Urology professionals help care for patients who have various conditions and diseases relating to the urinary tract and often the reproductive system as well. They may treat conditions that impact bladder control or those that are extremely painful, like kidney stones. Urology nurses also treat forms of cancer that involve the urinary tract or the reproductive organs that may be involved such as bladder cancer or prostate cancer.
Urology patients are sometimes reluctant to openly discuss their symptoms are they relate to topics many societies consider more private, such as incontinence or sexual dysfunction. Urology nurses are able to care for the patient with their medical skills, but also must work carefully to assess the patient and understand the full story of how their condition is impacting their daily lives. Even though kidney stones aren’t life-threatening, the repercussions in daily living can be far reaching and hard to cope with.
One of the ways urology nurses are able to build trust with their patients is by understanding their discomfort and helping them feel less alone. Many people aren’t going to discuss urinary or sexual symptoms with their family and friends, but someone who has become incontinent from surgery or a medical condition is experiencing a huge change in daily living.
As nurses begin to help the patient with pressing emotional and physical symptoms, they are also able to take on the role of educator for the patient and the patient’s family. They need to know what to do, what treatment options are available, and how they can cope with this new change.
Because urology nursing professionals complete extensive and targeted training, they are able to use their knowledge to help patients in the most crucial ways.
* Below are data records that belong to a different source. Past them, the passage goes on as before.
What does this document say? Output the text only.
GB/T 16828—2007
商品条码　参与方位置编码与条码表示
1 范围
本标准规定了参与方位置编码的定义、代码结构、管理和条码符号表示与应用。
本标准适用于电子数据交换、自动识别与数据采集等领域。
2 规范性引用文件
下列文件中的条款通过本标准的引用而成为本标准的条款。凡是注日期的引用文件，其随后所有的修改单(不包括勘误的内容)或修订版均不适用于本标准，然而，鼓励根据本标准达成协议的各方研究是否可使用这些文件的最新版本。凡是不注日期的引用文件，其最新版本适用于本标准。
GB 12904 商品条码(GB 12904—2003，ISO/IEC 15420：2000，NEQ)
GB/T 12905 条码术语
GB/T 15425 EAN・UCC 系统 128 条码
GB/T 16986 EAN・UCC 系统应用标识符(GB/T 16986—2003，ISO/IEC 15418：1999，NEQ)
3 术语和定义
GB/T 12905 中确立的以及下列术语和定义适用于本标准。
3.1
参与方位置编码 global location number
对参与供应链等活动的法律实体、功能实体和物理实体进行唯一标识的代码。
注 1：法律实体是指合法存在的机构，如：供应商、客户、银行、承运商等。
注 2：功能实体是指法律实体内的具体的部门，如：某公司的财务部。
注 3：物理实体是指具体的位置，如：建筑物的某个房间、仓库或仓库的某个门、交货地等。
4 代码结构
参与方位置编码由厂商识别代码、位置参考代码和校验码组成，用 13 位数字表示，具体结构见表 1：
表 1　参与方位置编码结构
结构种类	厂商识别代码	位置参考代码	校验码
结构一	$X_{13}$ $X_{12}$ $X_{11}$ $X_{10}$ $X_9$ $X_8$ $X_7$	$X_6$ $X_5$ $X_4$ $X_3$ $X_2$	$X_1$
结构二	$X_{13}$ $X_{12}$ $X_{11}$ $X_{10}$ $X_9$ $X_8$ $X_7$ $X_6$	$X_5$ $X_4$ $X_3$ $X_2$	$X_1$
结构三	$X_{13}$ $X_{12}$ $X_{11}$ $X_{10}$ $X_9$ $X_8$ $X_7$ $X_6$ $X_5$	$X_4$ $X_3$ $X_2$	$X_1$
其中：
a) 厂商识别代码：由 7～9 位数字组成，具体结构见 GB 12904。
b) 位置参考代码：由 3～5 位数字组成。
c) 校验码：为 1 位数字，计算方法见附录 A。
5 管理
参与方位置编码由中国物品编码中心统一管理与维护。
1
They can deliver accurate information about the patient’s condition, the prognosis, and the current treatment plan. Because they work with patients in this area, they can also steer patients toward resources, products, or life hacks that can help them manage this stage.
As a professional urology nurse, certification is going to help you provide the absolute best nursing care you can by giving you extra information and keeping you current on the latest evidence-based practices. Organizations such as the Certification Board for Urologic Nurses and Associates (CBUNA) provide this training and professional skills advancement. Nurses who are interested in this field may also choose to join a professional organization such as the Society of Urologic Nurses and Associates. Through this kind of organization, nurses find a community of like-minded professionals and a trusted resource for information and career guidance.
As Urology Nurses and Associates Week comes to a close, celebrate your professional career choice!